Dość ciekawe narzędzie, które znajduje zastosowanie podczas pracy z grupą – najczęściej jednorodną komórką   organizacji,  czyli  sekcja  czy  działem.  Potrzebujemy  jedynie  wspomnianej  grupy  oraz sprawnego moderatora i możemy wypuszczać się na szerokie wody grupowej burzy mózgów. Dość łatwo i praktycznie zaangażować grupę wokół konkretnego problemu, który jest związany z jej pracą. Czyli  –  kłopoty  z  zachowaniem  szefa  czy  problemy na  linii  sekcja  A  –  sekcja  B.  Rozmawiamy o trudnościach, prowokujemy, a przede wszystkim słuchamy, co uczestnicy mają nam do powiedzenia. Z   konkretnych   sytuacji   i   zachowań,   do   uzyskania   których   dążymy,   budujemy   sobie   obraz funkcjonowania jednostki i widzimy jak na dłoni, z czym sobie radzi znakomicie, a gdzie warto by było przyłożyć   rękę  i  wysłać  tych  ludzi  na  trening  asertywności  czy  warsztat  integracyjny.  Bardzo pożyteczne  narzędzie,  wykorzystujące  synergię  grupy,  czasami  zmierzającą  wprost  do  treningu interpersonalnego, ale  cechującą się dość poważna wadą, a mianowicie tzw. syndromem myślenia grupowego.  Inaczej  mówiąc  –  grupa  może  niekiedy  wzmacniać  nawet  najbardziej  nieracjonalne tematy i wnioski, bo rzadko kto odważy się wstać, informując większość, że „król jest nagi”. Z tego powodu wszelkie tego typu grupy wymagają znakomitego moderatora, zdolnego uchwycić tego typu incydenty, ale też przede wszystkim takiego, który  poprowadzi spotkanie w sposób inspirujący, nie stojąc sztywno w miejscu i pytając po raz trzeci: „no naprawdę nie macie żadnych problemów?

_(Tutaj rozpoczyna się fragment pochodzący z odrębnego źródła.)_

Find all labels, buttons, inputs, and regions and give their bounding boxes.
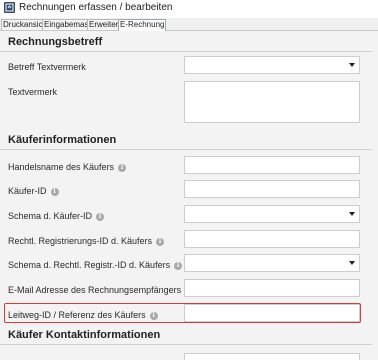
section-title-kaeuferinformationen: Käuferinformationen [8,134,117,146]
label-email-rechnungsempfaenger: E-Mail Adresse des Rechnungsempfängersi [8,284,194,296]
label-betreff-textvermerk: Betreff Textvermerk [8,62,86,72]
textvermerk-textarea[interactable] [184,81,360,123]
info-icon[interactable]: i [118,163,127,172]
info-icon[interactable]: i [174,261,183,270]
kaeufer-id-input[interactable] [184,180,360,198]
label-schema-kaeufer-id: Schema d. Käufer-ID i [8,210,105,222]
section-divider [0,344,372,345]
chevron-down-icon [349,212,355,216]
window-title: Rechnungen erfassen / bearbeiten [19,2,173,13]
label-kaeufer-id: Käufer-ID i [8,185,59,197]
form-panel: Rechnungsbetreff Betreff Textvermerk Tex… [0,31,378,360]
email-rechnungsempfaenger-input[interactable] [184,279,360,297]
chevron-down-icon [349,261,355,265]
section-divider [0,51,372,52]
betreff-textvermerk-select[interactable] [184,56,360,74]
title-bar: Rechnungen erfassen / bearbeiten [0,0,378,17]
label-registrierungs-id: Rechtl. Registrierungs-ID d. Käufers i [8,235,165,247]
scrollbar[interactable] [373,31,378,360]
tab-bar: Druckansicht Eingabemaske Erweitert E-Re… [0,18,378,31]
label-handelsname: Handelsname des Käufers i [8,161,127,173]
handelsname-input[interactable] [184,156,360,174]
schema-registr-id-select[interactable] [184,254,360,272]
info-icon[interactable]: i [50,187,59,196]
kontakt-input[interactable] [184,353,360,360]
label-textvermerk: Textvermerk [8,87,58,97]
section-title-rechnungsbetreff: Rechnungsbetreff [8,36,103,48]
highlight-frame [4,303,361,323]
chevron-down-icon [349,63,355,67]
schema-kaeufer-id-select[interactable] [184,205,360,223]
info-icon[interactable]: i [96,212,105,221]
info-icon[interactable]: i [156,237,165,246]
registrierungs-id-input[interactable] [184,230,360,248]
tab-e-rechnung[interactable]: E-Rechnung [118,19,167,31]
section-divider [0,149,372,150]
section-title-kontaktinformationen: Käufer Kontaktinformationen [8,329,161,341]
label-schema-registr-id: Schema d. Rechtl. Registr.-ID d. Käufers… [8,259,183,271]
app-icon [4,2,15,13]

Nie wierzę!”. Osoba moderatora jest tu niezwykle ważna i  dlatego  też jest to potencjalna słabość tej techniki, jednakże ze względu na bardzo głębokie niekiedy efekty, warto się nią zainteresować.

Test kompetencyjny

Testy  kompetencyjne  to  stosunkowo  popularna  metoda  diagnozy  kompetencji.  Nieprzypadkowo została jednak porównana przez mnie do psychozabawy – test jest do niej podobny pod względem konstrukcyjnym.  Test  kompetencyjny  składa  się  bowiem  zazwyczaj  z  szeregu  krótko  opisanych sytuacji, w których  musimy  dokonać wyboru, które z podanych rozwiązań jest najlepsze, a które najgorsze. Jest to tzw. test wykonania. Można spotkać jeszcze tzw. testy introspekcyjne, Składają się one z pytań odwołujących się do  oceny funkcjonowania danej osoby, a odpowiedzi zawarte są na jakiejś  skali.  Zwykle  są  to  różnego   rodzaju  sformułowania  dotyczące  zachowań  w  pewnych sytuacjach, gdzie osoba badana ma określić jak sobie w tej sytuacji radzi.

Do  zalet  testów  możemy  zaliczyć  na  pewno  to,  że  są  to  narzędzia  niezwykle  proste  w  użyciu. Uczestnik wypełnia kwestionariusz składający się kilkunastu lub kilkudziesięciu pytań, co nie zajmuje zbyt wiele czasu. Interpretacja takiego kwestionariusza jest również niezwykle prosta, polega bowiem na  przyłożeniu  odpowiedniego  klucza  i  obliczeniu  wyników  dla  danej  kompetencji.  Możemy  też niekiedy komponować testy z dostępnych modułów – i układać zestawy badające tylko interesujące nas kompetencje. Jeśli testy są  dobrze przygotowane od strony metodologicznej uzyskane wyniki można uznać za dość wiarygodne – ale  znowu z zastrzeżeniem, że w odniesieniu do wiedzy osoby badanej, a nie jej rzeczywistego zachowania.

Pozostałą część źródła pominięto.